An official website of the United States government US flag signifying that this is a United States federal government website

Making announcements

Making announcements

Contents

Announcing Maintenance

cloud.gov users need advance notice when we plan potentially disruptive changes. We give users notice by logging scheduled maintenance on the cloud.gov status page, which helps them plan their own work and correctly identify errors and problems caused by the maintenance.

To announce maintenance on the status page:

  1. Log into the status page management console.
  2. Go to Incidents | Scheduled Maintenance.
  3. Add a maintenance window.
    • Describe the change briefly (including how it makes cloud.gov better).
    • Indicate whether you expect any disruption in service as a result.
    • Direct users to support channels if they have questions or are worried about the timing of the maintenance.
    • Use an appropriate time window.
      • Pay attention to the timezone, which is specified in Eastern Time.
      • Be sure to leave a little more time than you expect will be needed.
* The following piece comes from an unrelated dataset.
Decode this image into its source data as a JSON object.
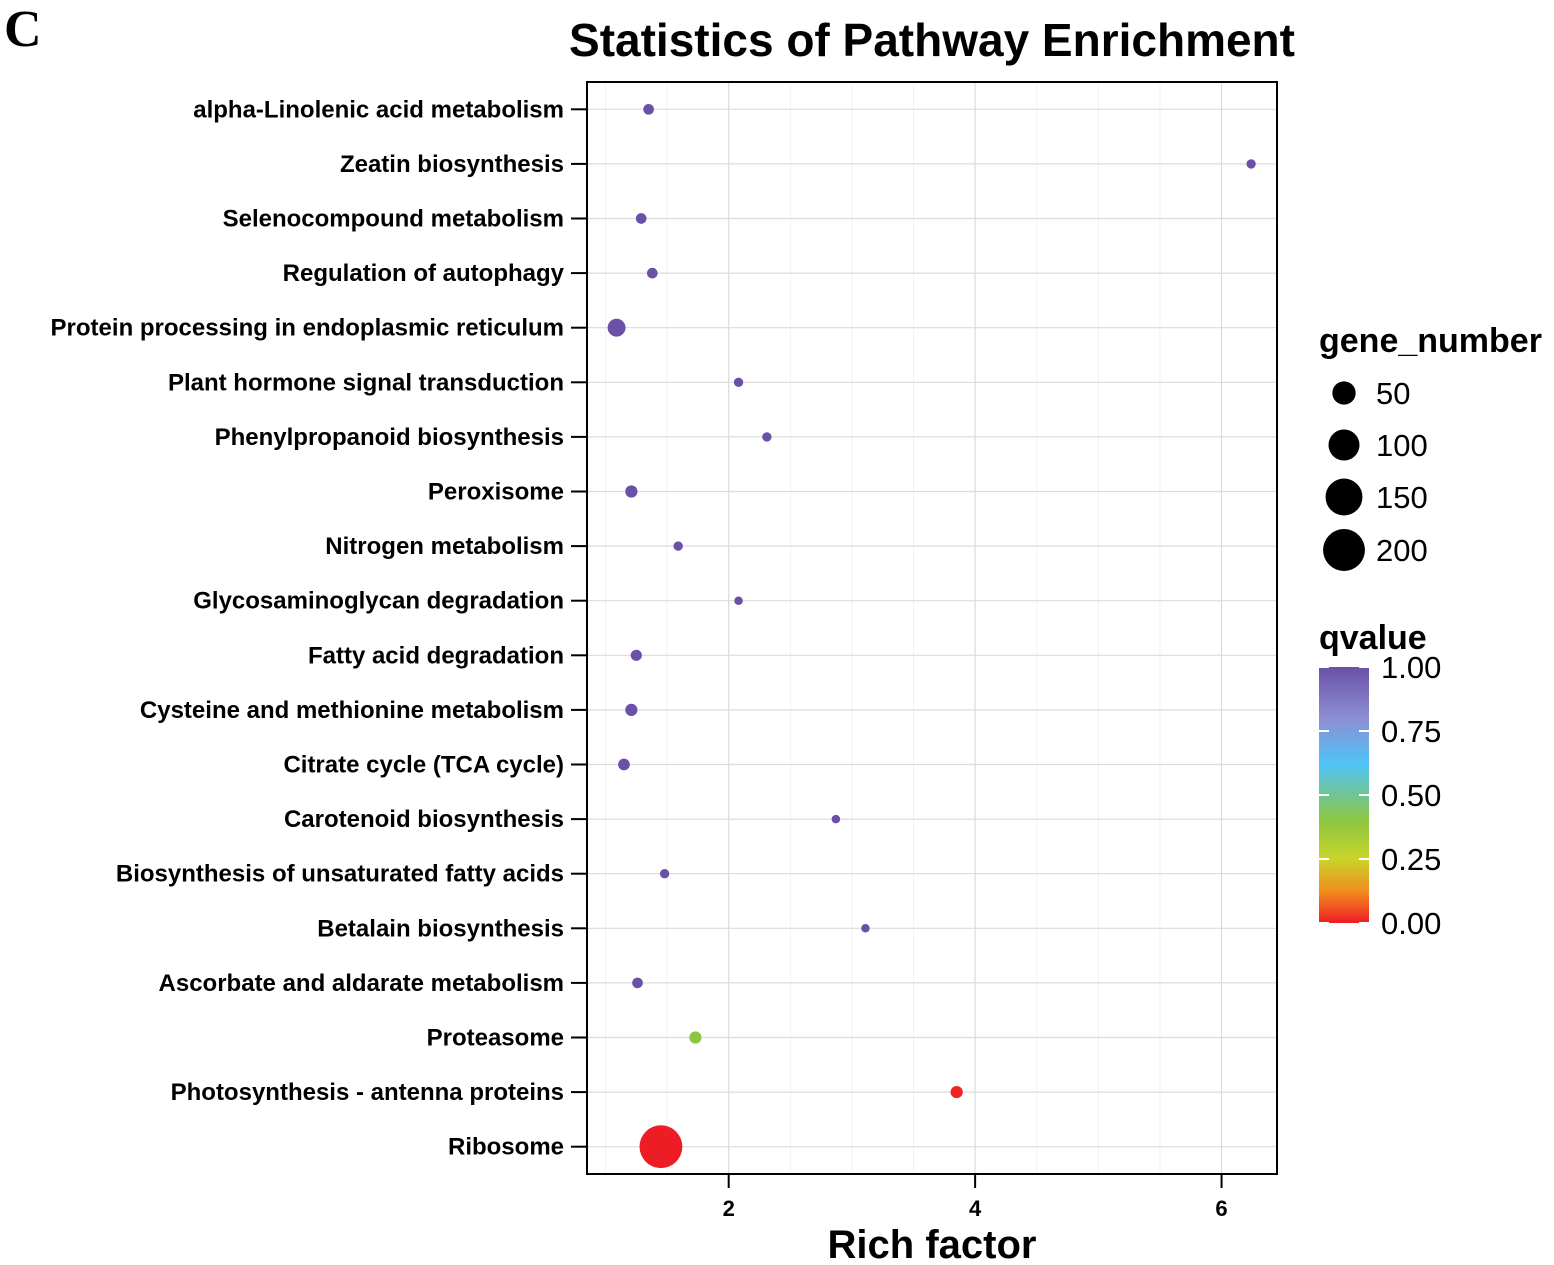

Better to be done earlier than announced than run later than expected.
    • If disruption is expected, check the box that says “Automatically remind subscribers” so they are proactively warned in advance of the window.
  4. Extend the window if you’re not done in time. End it early if you’re done sooner than announced.
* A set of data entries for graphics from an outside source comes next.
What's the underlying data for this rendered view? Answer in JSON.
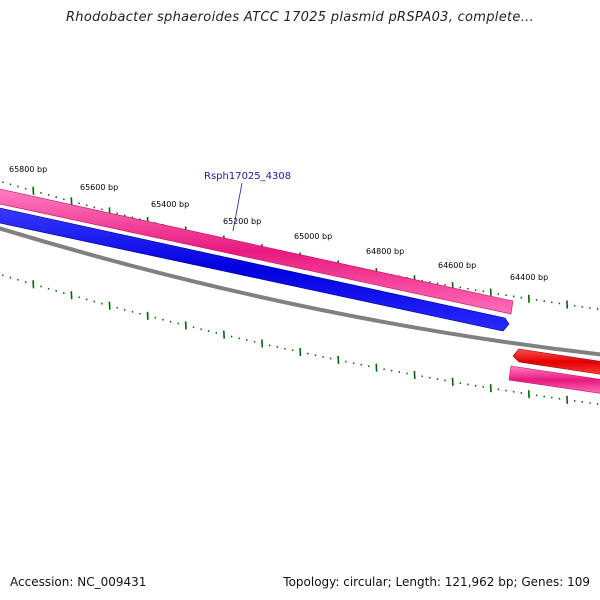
{
  "header": {
    "title": "Rhodobacter sphaeroides ATCC 17025 plasmid pRSPA03, complete..."
  },
  "map": {
    "ticks": [
      "65800 bp",
      "65600 bp",
      "65400 bp",
      "65200 bp",
      "65000 bp",
      "64800 bp",
      "64600 bp",
      "64400 bp"
    ],
    "gene_label": "Rsph17025_4308",
    "colors": {
      "forward_cds": "#e8197f",
      "reverse_cds": "#0000ee",
      "rna_feature": "#ee0000",
      "backbone": "#808080",
      "tick_marks": "#006600"
    }
  },
  "footer": {
    "accession": "Accession: NC_009431",
    "summary": "Topology: circular; Length: 121,962 bp; Genes: 109"
  }
}
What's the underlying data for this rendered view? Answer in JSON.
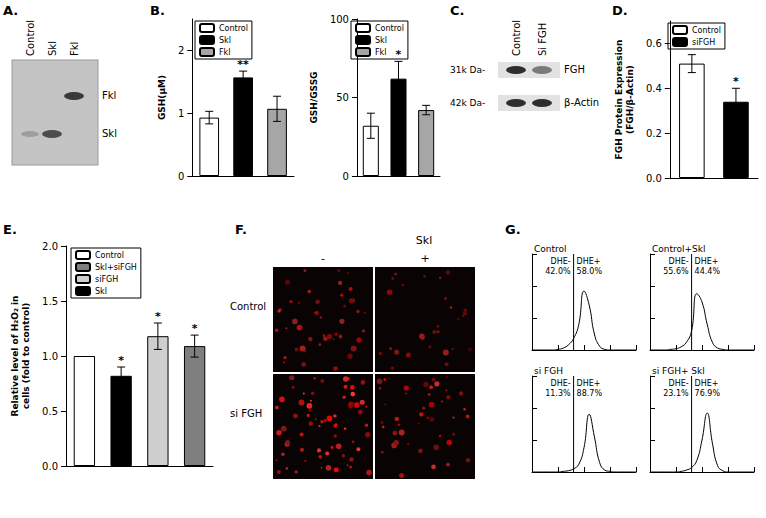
{
  "panels": {
    "A": {
      "letter": "A.",
      "lanes": [
        "Control",
        "Skl",
        "Fkl"
      ],
      "band_labels": [
        "Fkl",
        "Skl"
      ]
    },
    "C": {
      "letter": "C.",
      "lanes": [
        "Control",
        "Si FGH"
      ],
      "rows": [
        {
          "size": "31k Da-",
          "label": "FGH"
        },
        {
          "size": "42k Da-",
          "label": "β-Actin"
        }
      ]
    },
    "F": {
      "letter": "F.",
      "column_title": "Skl",
      "columns": [
        "-",
        "+"
      ],
      "rows": [
        "Control",
        "si FGH"
      ]
    }
  },
  "chart_data": [
    {
      "letter": "B.",
      "type": "bar",
      "ylabel": "GSH(μM)",
      "categories": [
        null,
        null,
        null
      ],
      "series": [
        {
          "name": "Control",
          "color": "#ffffff",
          "values": [
            0.93,
            null,
            null
          ],
          "errors": [
            0.1,
            null,
            null
          ]
        },
        {
          "name": "Skl",
          "color": "#000000",
          "values": [
            null,
            1.57,
            null
          ],
          "errors": [
            null,
            0.1,
            null
          ],
          "significance": [
            null,
            "**",
            null
          ]
        },
        {
          "name": "Fkl",
          "color": "#a6a6a6",
          "values": [
            null,
            null,
            1.07
          ],
          "errors": [
            null,
            null,
            0.2
          ]
        }
      ],
      "ylim": [
        0,
        2.5
      ],
      "yticks": [
        0,
        1,
        2
      ],
      "legend": "upper left",
      "tick_labels": "y",
      "grid": false
    },
    {
      "type": "bar",
      "ylabel": "GSH/GSSG",
      "categories": [
        null,
        null,
        null
      ],
      "series": [
        {
          "name": "Control",
          "color": "#ffffff",
          "values": [
            32,
            null,
            null
          ],
          "errors": [
            8,
            null,
            null
          ]
        },
        {
          "name": "Skl",
          "color": "#000000",
          "values": [
            null,
            62,
            null
          ],
          "errors": [
            null,
            11,
            null
          ],
          "significance": [
            null,
            "*",
            null
          ]
        },
        {
          "name": "Fkl",
          "color": "#a6a6a6",
          "values": [
            null,
            null,
            42
          ],
          "errors": [
            null,
            null,
            3
          ]
        }
      ],
      "ylim": [
        0,
        100
      ],
      "yticks": [
        0,
        50,
        100
      ],
      "legend": "upper left",
      "tick_labels": "y",
      "grid": false
    },
    {
      "letter": "D.",
      "type": "bar",
      "ylabel": "FGH Protein Expression\n(FGH/β-Actin)",
      "categories": [
        null,
        null
      ],
      "series": [
        {
          "name": "Control",
          "color": "#ffffff",
          "values": [
            0.51,
            null
          ],
          "errors": [
            0.04,
            null
          ]
        },
        {
          "name": "siFGH",
          "color": "#000000",
          "values": [
            null,
            0.34
          ],
          "errors": [
            null,
            0.06
          ],
          "significance": [
            null,
            "*"
          ]
        }
      ],
      "ylim": [
        0,
        0.7
      ],
      "yticks": [
        {
          "value": 0,
          "label": "0.0"
        },
        0.2,
        0.4,
        0.6
      ],
      "legend": "upper left",
      "tick_labels": "y",
      "grid": false
    },
    {
      "letter": "E.",
      "type": "bar",
      "ylabel": "Relative level of H₂O₂ in\ncells (fold to control)",
      "categories": [
        null,
        null,
        null,
        null
      ],
      "series": [
        {
          "name": "Control",
          "color": "#ffffff",
          "values": [
            1.0,
            null,
            null,
            null
          ]
        },
        {
          "name": "Skl+siFGH",
          "color": "#7f7f7f",
          "values": [
            null,
            null,
            null,
            1.09
          ],
          "errors": [
            null,
            null,
            null,
            0.1
          ],
          "significance": [
            null,
            null,
            null,
            "*"
          ]
        },
        {
          "name": "siFGH",
          "color": "#cfcfcf",
          "values": [
            null,
            null,
            1.18,
            null
          ],
          "errors": [
            null,
            null,
            0.12,
            null
          ],
          "significance": [
            null,
            null,
            "*",
            null
          ]
        },
        {
          "name": "Skl",
          "color": "#000000",
          "values": [
            null,
            0.82,
            null,
            null
          ],
          "errors": [
            null,
            0.08,
            null,
            null
          ],
          "significance": [
            null,
            "*",
            null,
            null
          ]
        }
      ],
      "ylim": [
        0,
        2.0
      ],
      "yticks": [
        {
          "value": 0,
          "label": "0.0"
        },
        0.5,
        {
          "value": 1,
          "label": "1.0"
        },
        1.5,
        {
          "value": 2,
          "label": "2.0"
        }
      ],
      "legend": "upper left",
      "tick_labels": "y",
      "grid": false
    },
    {
      "letter": "G.",
      "type": "line",
      "title": "Control",
      "x": [
        0,
        0.2,
        0.4,
        0.6,
        0.8,
        1,
        1.2,
        1.4,
        1.6,
        1.8,
        2,
        2.2,
        2.4,
        2.6,
        2.8,
        3,
        3.2,
        3.4,
        3.6,
        3.8,
        4
      ],
      "series": [
        {
          "color": "#000000",
          "values": [
            0,
            0,
            0,
            0,
            0,
            1,
            3,
            8,
            18,
            40,
            92,
            70,
            25,
            6,
            1,
            0,
            0,
            0,
            0,
            0,
            0
          ]
        }
      ],
      "gate": 1.6,
      "left_text": [
        "DHE-",
        "42.0%"
      ],
      "right_text": [
        "DHE+",
        "58.0%"
      ],
      "xlim": [
        0,
        4
      ],
      "xticks": [
        0,
        1,
        2,
        3,
        4
      ],
      "ylim": [
        0,
        150
      ],
      "yticks": [
        0,
        50,
        100,
        150
      ],
      "tick_labels": false,
      "grid": false
    },
    {
      "type": "line",
      "title": "Control+Skl",
      "x": [
        0,
        0.2,
        0.4,
        0.6,
        0.8,
        1,
        1.2,
        1.4,
        1.6,
        1.8,
        2,
        2.2,
        2.4,
        2.6,
        2.8,
        3,
        3.2,
        3.4,
        3.6,
        3.8,
        4
      ],
      "series": [
        {
          "color": "#000000",
          "values": [
            0,
            0,
            0,
            0,
            1,
            2,
            5,
            12,
            30,
            88,
            75,
            40,
            12,
            3,
            1,
            0,
            0,
            0,
            0,
            0,
            0
          ]
        }
      ],
      "gate": 1.6,
      "left_text": [
        "DHE-",
        "55.6%"
      ],
      "right_text": [
        "DHE+",
        "44.4%"
      ],
      "xlim": [
        0,
        4
      ],
      "xticks": [
        0,
        1,
        2,
        3,
        4
      ],
      "ylim": [
        0,
        150
      ],
      "yticks": [
        0,
        50,
        100,
        150
      ],
      "tick_labels": false,
      "grid": false
    },
    {
      "type": "line",
      "title": "si FGH",
      "x": [
        0,
        0.2,
        0.4,
        0.6,
        0.8,
        1,
        1.2,
        1.4,
        1.6,
        1.8,
        2,
        2.2,
        2.4,
        2.6,
        2.8,
        3,
        3.2,
        3.4,
        3.6,
        3.8,
        4
      ],
      "series": [
        {
          "color": "#000000",
          "values": [
            0,
            0,
            0,
            0,
            0,
            0,
            1,
            2,
            5,
            12,
            38,
            90,
            55,
            15,
            3,
            1,
            0,
            0,
            0,
            0,
            0
          ]
        }
      ],
      "gate": 1.6,
      "left_text": [
        "DHE-",
        "11.3%"
      ],
      "right_text": [
        "DHE+",
        "88.7%"
      ],
      "xlim": [
        0,
        4
      ],
      "xticks": [
        0,
        1,
        2,
        3,
        4
      ],
      "ylim": [
        0,
        150
      ],
      "yticks": [
        0,
        50,
        100,
        150
      ],
      "tick_labels": false,
      "grid": false
    },
    {
      "type": "line",
      "title": "si FGH+ Skl",
      "x": [
        0,
        0.2,
        0.4,
        0.6,
        0.8,
        1,
        1.2,
        1.4,
        1.6,
        1.8,
        2,
        2.2,
        2.4,
        2.6,
        2.8,
        3,
        3.2,
        3.4,
        3.6,
        3.8,
        4
      ],
      "series": [
        {
          "color": "#000000",
          "values": [
            0,
            0,
            0,
            0,
            0,
            0,
            1,
            3,
            7,
            18,
            50,
            92,
            45,
            10,
            2,
            0,
            0,
            0,
            0,
            0,
            0
          ]
        }
      ],
      "gate": 1.6,
      "left_text": [
        "DHE-",
        "23.1%"
      ],
      "right_text": [
        "DHE+",
        "76.9%"
      ],
      "xlim": [
        0,
        4
      ],
      "xticks": [
        0,
        1,
        2,
        3,
        4
      ],
      "ylim": [
        0,
        150
      ],
      "yticks": [
        0,
        50,
        100,
        150
      ],
      "tick_labels": false,
      "grid": false
    }
  ]
}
Announcing Incidents/Outages

As soon as we are aware of a problem, we should update the cloud.gov status page to reflect the incident. This automatically informs subscribed users, so they will sit tight rather than piling into our support channel.
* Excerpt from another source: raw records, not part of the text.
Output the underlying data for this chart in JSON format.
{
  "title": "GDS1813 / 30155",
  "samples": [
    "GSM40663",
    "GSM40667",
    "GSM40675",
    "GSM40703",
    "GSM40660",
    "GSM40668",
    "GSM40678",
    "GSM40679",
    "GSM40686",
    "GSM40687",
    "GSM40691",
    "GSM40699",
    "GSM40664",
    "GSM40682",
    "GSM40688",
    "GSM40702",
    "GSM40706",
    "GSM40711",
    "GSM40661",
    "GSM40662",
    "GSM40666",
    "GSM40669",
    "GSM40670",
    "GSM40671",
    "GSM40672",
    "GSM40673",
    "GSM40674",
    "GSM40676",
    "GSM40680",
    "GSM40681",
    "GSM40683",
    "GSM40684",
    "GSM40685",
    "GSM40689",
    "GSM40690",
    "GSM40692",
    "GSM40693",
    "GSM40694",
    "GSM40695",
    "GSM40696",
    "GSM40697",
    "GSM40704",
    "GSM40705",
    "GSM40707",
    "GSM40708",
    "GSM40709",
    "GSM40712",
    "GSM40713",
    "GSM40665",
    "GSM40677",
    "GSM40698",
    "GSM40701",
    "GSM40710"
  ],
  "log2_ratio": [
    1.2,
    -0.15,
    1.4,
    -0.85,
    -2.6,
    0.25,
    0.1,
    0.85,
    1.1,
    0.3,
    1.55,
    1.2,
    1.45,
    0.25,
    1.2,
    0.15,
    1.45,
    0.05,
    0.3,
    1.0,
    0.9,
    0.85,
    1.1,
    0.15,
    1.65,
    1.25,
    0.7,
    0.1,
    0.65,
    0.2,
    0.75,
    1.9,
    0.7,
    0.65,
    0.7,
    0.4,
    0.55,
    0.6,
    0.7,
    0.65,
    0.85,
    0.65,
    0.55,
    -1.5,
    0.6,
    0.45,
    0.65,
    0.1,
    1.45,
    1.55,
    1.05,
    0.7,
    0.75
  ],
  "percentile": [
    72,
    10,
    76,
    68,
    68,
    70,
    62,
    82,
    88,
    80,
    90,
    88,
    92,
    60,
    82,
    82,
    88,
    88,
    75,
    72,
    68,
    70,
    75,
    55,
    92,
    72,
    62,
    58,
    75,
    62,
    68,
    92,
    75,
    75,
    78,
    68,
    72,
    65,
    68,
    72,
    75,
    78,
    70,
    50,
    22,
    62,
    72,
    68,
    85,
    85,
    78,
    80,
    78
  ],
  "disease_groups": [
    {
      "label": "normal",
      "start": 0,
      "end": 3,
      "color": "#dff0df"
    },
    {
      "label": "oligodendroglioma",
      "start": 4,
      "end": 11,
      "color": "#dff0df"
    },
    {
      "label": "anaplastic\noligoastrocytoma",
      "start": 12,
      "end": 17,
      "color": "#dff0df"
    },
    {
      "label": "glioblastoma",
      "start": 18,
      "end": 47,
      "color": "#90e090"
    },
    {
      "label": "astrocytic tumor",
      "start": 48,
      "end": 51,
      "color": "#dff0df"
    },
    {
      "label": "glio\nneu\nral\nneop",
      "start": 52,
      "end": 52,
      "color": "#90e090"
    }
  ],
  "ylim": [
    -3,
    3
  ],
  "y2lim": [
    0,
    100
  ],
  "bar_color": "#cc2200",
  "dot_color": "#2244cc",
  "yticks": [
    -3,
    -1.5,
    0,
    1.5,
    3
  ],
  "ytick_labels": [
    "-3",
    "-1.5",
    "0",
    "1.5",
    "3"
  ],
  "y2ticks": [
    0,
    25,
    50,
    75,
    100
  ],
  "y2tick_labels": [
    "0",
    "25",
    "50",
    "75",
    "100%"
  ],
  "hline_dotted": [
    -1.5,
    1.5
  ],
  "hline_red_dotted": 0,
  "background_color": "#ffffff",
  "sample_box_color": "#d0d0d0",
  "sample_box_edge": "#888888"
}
To announce an incident on the status page:

  1. Log into the status page management console.
  2. Create an incident.
    • If there are user-visible problems, set the status of appropriate components.
    • Summarise the observable symptoms and the state of the incident; don’t try to explain the detailed internal state/cause in detail! Use active voice as much as you can (“we discovered x” rather than “x was discovered”).
    • Remind users of established support channels in case they have questions or are urgently affected.
  3. Investigate and fix the problem.
  4. Update the incident to reflect that it’s resolved, and that we’re working on a postmortem. Ensure that the component status is set appropriately.
  5. Enter a postmortem for the incident. In the postmortem, include these sections:
    1. What Happened - Describe in plain language what happened, referring to user-observable symptoms.
    2. Remediation Performed - Describe specific steps we took to resolve the situation, for example “We restarted UAA and observed that authentication returned to normal”.
    3. Regression Prevention - Indicate any improvements that we’ve added to the backlog which would prevent similar incidents in the future. You can link to the relevant GitHub issues.
      • Ideally this portion gets filled in after a “5 Whys” or “Ishikawa” root-cause meeting has occurred.